Wednesday, January 08, 2020

Theology of Orders

Sandro Magister: The Other Side of the McCarrick Case. The Vatican Supreme Court Against Trials Without Guarantees and Without Theology

Bishop Giuseppe Sciacca has written something on whether a bishop can be removed from the "clerical state": Note sulla dimissione del vescovo dallo stato clericale

From Magister's article
In the meantime, however, a prominent representative of the Vatican supreme court - very close to Benedict XVI but not devoid of criticism toward him - has raised very serious objections against the exclusion from the clerical state of the former cardinal archbishop of Washington, not for the reasons that led to this condemnation - which remain very grave, and this is a matter of sexual abuse committed over decades - but because of the dubious canonical and ecclesiological legitimacy, and in any case of the “overwhelming inadvisability,” of the reduction of a bishop to the lay state.

Raising the objections is the bishop Giuseppe Sciacca (in the photo), secretary of the Supreme Tribunal of the Apostolic Signatura, in the essay that opens the latest issue of “Jus - On Line,” the scholarly journal of legal studies of the faculty of jurisprudence of the Catholic University of Milan:

The fundamental objection from which Sciacca sets out is that the “clerical state” is strictly connected to the sacred order. While the former is typically used to indicate an essentially juridical condition, of belonging to a group, to a category, the latter is a sacrament which impresses on those who receive it an indelible, ontological character, like baptism and confirmation.
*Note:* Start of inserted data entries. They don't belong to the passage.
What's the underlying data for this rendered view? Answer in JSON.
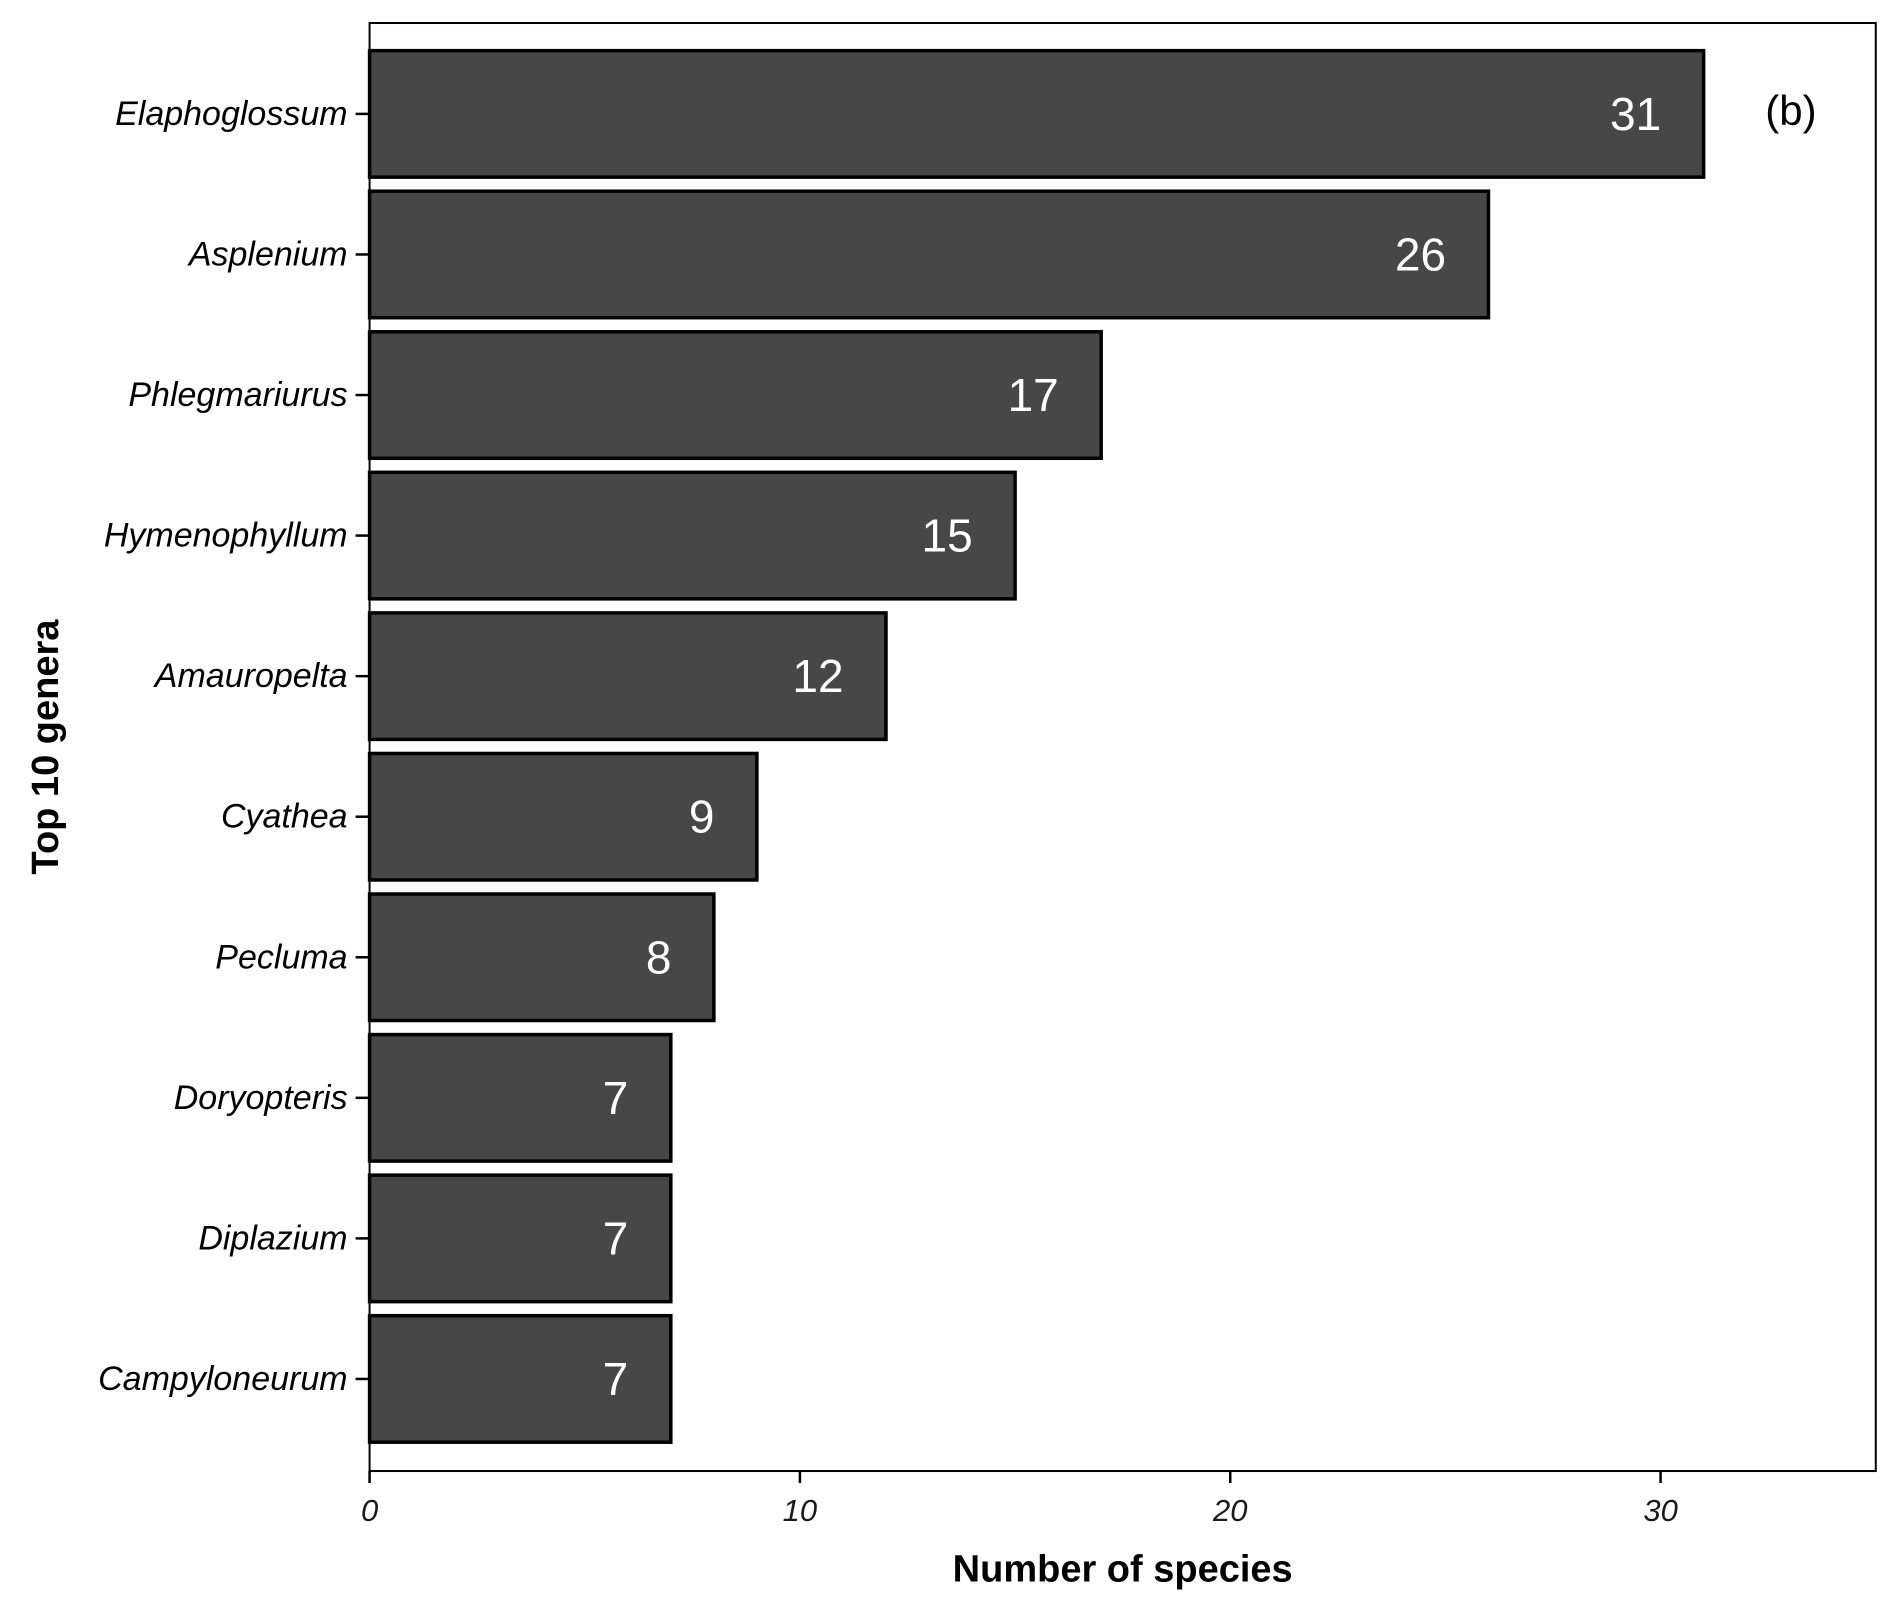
{
  "chart_data": {
    "type": "bar",
    "orientation": "horizontal",
    "panel_label": "(b)",
    "xlabel": "Number of species",
    "ylabel": "Top 10 genera",
    "xlim": [
      0,
      35
    ],
    "xticks": [
      0,
      10,
      20,
      30
    ],
    "categories": [
      "Elaphoglossum",
      "Asplenium",
      "Phlegmariurus",
      "Hymenophyllum",
      "Amauropelta",
      "Cyathea",
      "Pecluma",
      "Doryopteris",
      "Diplazium",
      "Campyloneurum"
    ],
    "values": [
      31,
      26,
      17,
      15,
      12,
      9,
      8,
      7,
      7,
      7
    ],
    "data_labels": [
      "31",
      "26",
      "17",
      "15",
      "12",
      "9",
      "8",
      "7",
      "7",
      "7"
    ],
    "grid": false,
    "legend": "none",
    "colors": {
      "bar_fill": "#474747",
      "bar_stroke": "#000000",
      "bar_label": "#ffffff",
      "axis": "#000000"
    }
  }
}
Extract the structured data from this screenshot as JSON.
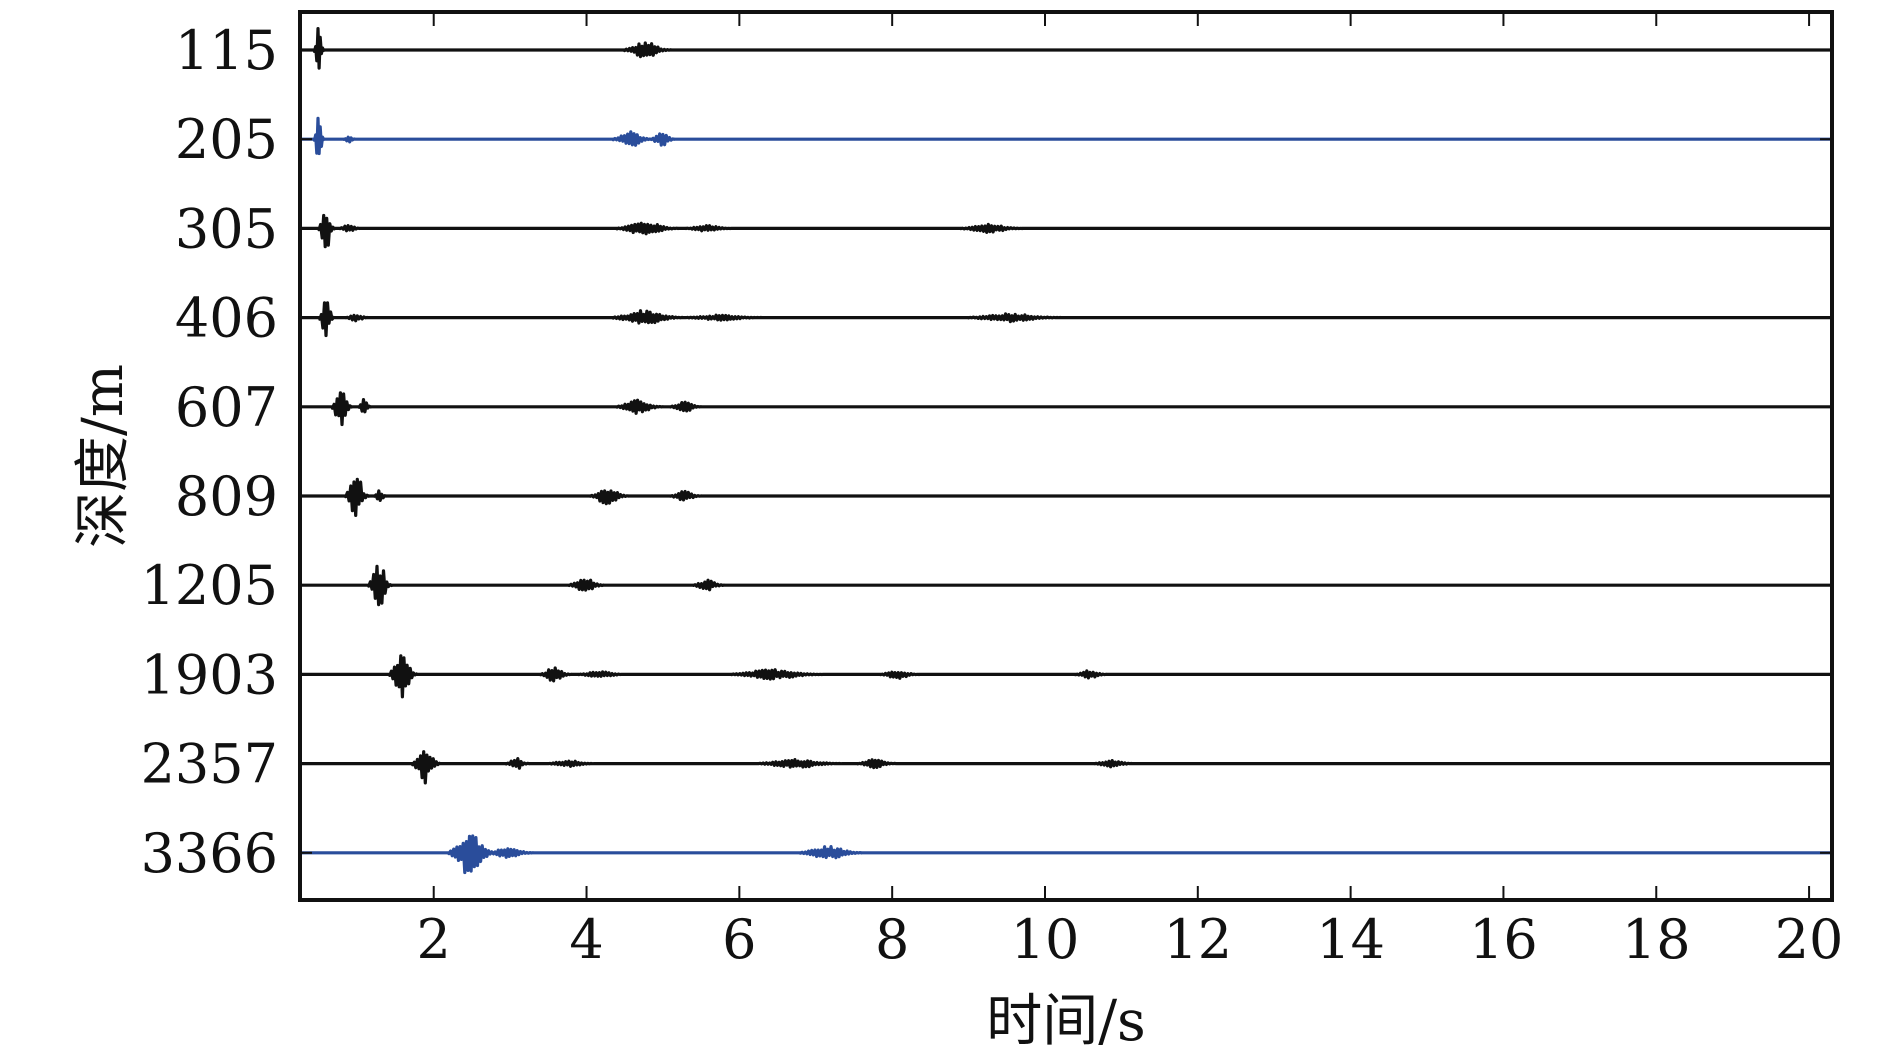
{
  "chart_data": {
    "type": "line",
    "title": "",
    "xlabel": "时间/s",
    "ylabel": "深度/m",
    "xlim": [
      0.25,
      20.3
    ],
    "x_ticks": [
      2,
      4,
      6,
      8,
      10,
      12,
      14,
      16,
      18,
      20
    ],
    "grid": false,
    "legend": "none",
    "colors": {
      "default": "#111111",
      "highlight": "#2a4d9b"
    },
    "series": [
      {
        "depth_label": "115",
        "color": "#111111",
        "bursts": [
          [
            0.5,
            0.12,
            0.55
          ],
          [
            4.8,
            0.6,
            0.2
          ]
        ]
      },
      {
        "depth_label": "205",
        "color": "#2a4d9b",
        "bursts": [
          [
            0.5,
            0.12,
            0.6
          ],
          [
            0.9,
            0.15,
            0.08
          ],
          [
            4.6,
            0.5,
            0.2
          ],
          [
            5.0,
            0.3,
            0.18
          ]
        ]
      },
      {
        "depth_label": "305",
        "color": "#111111",
        "bursts": [
          [
            0.6,
            0.2,
            0.55
          ],
          [
            0.9,
            0.25,
            0.1
          ],
          [
            4.8,
            0.8,
            0.16
          ],
          [
            5.6,
            0.6,
            0.07
          ],
          [
            9.3,
            0.8,
            0.1
          ]
        ]
      },
      {
        "depth_label": "406",
        "color": "#111111",
        "bursts": [
          [
            0.6,
            0.18,
            0.55
          ],
          [
            1.0,
            0.3,
            0.08
          ],
          [
            4.8,
            0.9,
            0.18
          ],
          [
            5.8,
            1.0,
            0.06
          ],
          [
            9.6,
            1.2,
            0.1
          ]
        ]
      },
      {
        "depth_label": "607",
        "color": "#111111",
        "bursts": [
          [
            0.8,
            0.25,
            0.55
          ],
          [
            1.1,
            0.15,
            0.2
          ],
          [
            4.7,
            0.6,
            0.16
          ],
          [
            5.3,
            0.4,
            0.13
          ]
        ]
      },
      {
        "depth_label": "809",
        "color": "#111111",
        "bursts": [
          [
            1.0,
            0.3,
            0.55
          ],
          [
            1.3,
            0.15,
            0.15
          ],
          [
            4.3,
            0.5,
            0.2
          ],
          [
            5.3,
            0.4,
            0.12
          ]
        ]
      },
      {
        "depth_label": "1205",
        "color": "#111111",
        "bursts": [
          [
            1.3,
            0.3,
            0.55
          ],
          [
            4.0,
            0.45,
            0.18
          ],
          [
            5.6,
            0.4,
            0.12
          ]
        ]
      },
      {
        "depth_label": "1903",
        "color": "#111111",
        "bursts": [
          [
            1.6,
            0.35,
            0.55
          ],
          [
            3.6,
            0.4,
            0.18
          ],
          [
            4.2,
            0.6,
            0.07
          ],
          [
            6.5,
            1.2,
            0.12
          ],
          [
            8.1,
            0.5,
            0.1
          ],
          [
            10.6,
            0.4,
            0.1
          ]
        ]
      },
      {
        "depth_label": "2357",
        "color": "#111111",
        "bursts": [
          [
            1.9,
            0.35,
            0.55
          ],
          [
            3.1,
            0.3,
            0.14
          ],
          [
            3.8,
            0.6,
            0.07
          ],
          [
            6.8,
            1.1,
            0.1
          ],
          [
            7.8,
            0.5,
            0.1
          ],
          [
            10.9,
            0.5,
            0.08
          ]
        ]
      },
      {
        "depth_label": "3366",
        "color": "#2a4d9b",
        "bursts": [
          [
            2.5,
            0.6,
            0.55
          ],
          [
            3.0,
            0.6,
            0.12
          ],
          [
            7.2,
            0.8,
            0.16
          ]
        ]
      }
    ]
  }
}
So much so that even if a sacred minister were forbidden the exercise of sacramental acts, such as for example the celebration of Mass, such acts would still remain valid even if they were performed in contempt of the ban.

But that’s just it, Sciacca points out, especially for bishops “the discordance between ontological status and legal status induced by this situation is a manifest symptom of a pathology.”

In the Church, the awareness of this “pathology” has grown above all thanks to Vatican Council II, which powerfully brought to light the sacramentality of episcopal ordination - which confers the fullness of the sacrament of orders - and therefore also the theological and sacramental root of the bishop's power of jurisdiction. One indication of this heightened awareness is in the new postconciliar code of canon law, which in canon 290 prescribes that dismissal from the clerical state can be granted “to deacons only for grave reasons” and “to priests only for the gravest of reasons,” without mentioning bishops.

It is the relationship between the order of presbyterate and the order of episcopate that continues to interest me. Are there alternative explanations of the relationship between jurisdiction and sacramental power?